Click here to download the powerpoint

Bike Community Fanfare

Both Streetsblog and the LACBC alerted their readers this week to the Neighborhood Council meeting, where the case was made for a road diet to extend existing bike lanes along Main Street from the Santa Monica City Limit to Windward Circle (a project listed as “pending work orders” on the LADOT Bike Blog Bike Lanes Projects Page).  The concept of a road diet, which would create enough room for bike lanes on Main Street, was covered earlier this month by LADOT Bike Blog in our piece Safety, Traffic, and You: The Case for Road Diets.

Just the Beginning

The presentation to the Venice Neighborhood Council was only preliminary, meant to educate the community on the benefits of a road diet on Main Street.  After the brouhaha over the road diet and bike lanes on Wilbur Avenue in the Valley this fall, the LADOT Bike Program redoubled our efforts to reach out to communities where we have upcoming projects that may require road reconfiguration.  Rather than imperiously dictate what and where we are going to install bicycle infrastructure, tonight was more about opening up a dialogue with the community about making their streets better places for all users.  The LADOT Bike Program will work with a committee of the Venice Neighborhood Council to further review our plans and take suggestions.

While there was some opposition to the project from public speakers, most comments were positive, reinforcing the support lent to the project by the LACBC and the LA BAC.  You can follow last night’s blow-by-blows on the BikeBlogChris twitter feed.

No Simple Road Diet

One of the things we liked most about last night’s presentation was a map showing Main Street as the “missing link” in connecting the bicycle network in west Venice.  Bringing bike lanes to Main Street will a create strong, through connection for bicyclists in a way no other street in Venice can.

The blue line are existing or designed bicycle infrastructure, the red line is where the Main Street bike lanes would go

We would like to give our deep thanks to Kent Strumpell of the LA BAC, to Alexis Lantz of LACBC, to Paul Backstrom of CD 11, and especially to those went from door to door on Main Street this weekend to distribute the flier: Complete Main St.  The LADOT Bike Program looks forward to continuing our dialogue with the Venice Neighborhood Council and we hope that we can soon come to an arrangement that will be pleasing to everyone.  That is, after all, the point of a road diet: making the street safer, more enjoyable, and more complete for all road users.

0 replies
  1. bikerdude
    bikerdude says:

    Now, I guess we will see if local communities and the council offices really support bicycle facilities. No more lip service polications…… support the change.

    Reply
  2. Mihai Peteu
    Mihai Peteu says:

    What is the chance that the car travel lanes and the middle turning lane will be narrower than 11ft? The traffic calming aspects are great, but the narrower the lane, the slower the cars will whizz by, and it gives us potential room for a buffer zone (hashed door zone).

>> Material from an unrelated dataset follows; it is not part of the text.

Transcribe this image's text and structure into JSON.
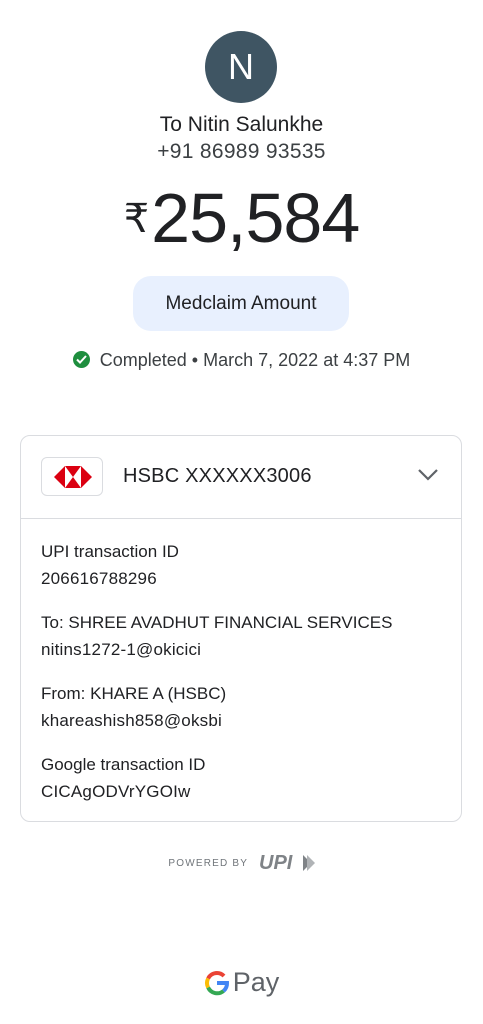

    Getting doored is undoubtedly the biggest problem with Main St in Santa Monica, and that needs to be improved upon.

    Reply
    • ladotbikeblog
      ladotbikeblog says:

      @Mihai – The 2-way left-turn lane, if I remember correctly, is at 10 ft. I’ll check on that for you.

      I’ve been told the travel lanes need to stay at 11 ft. to accommodate safe bus travel alongside a bicyclist, making sure the side view mirror doesn’t take out a bicyclist from behind.

      Reply
  3. bikerdude
    bikerdude says:

    If you ride right down the middle of the lane you will not be “doored”.

    Just yesterday, I was riding in a bike lane in the valley and a car on my left side passed me but drifted into my lane and almost “mirrored” me…… So I like having room away the line.

    I have been almost “mirrored” more then I can count, one of my pet peeves. I wish the State of California would change the law that cars, buses, and trucks MUST give bicyclist 3 feet when they pass.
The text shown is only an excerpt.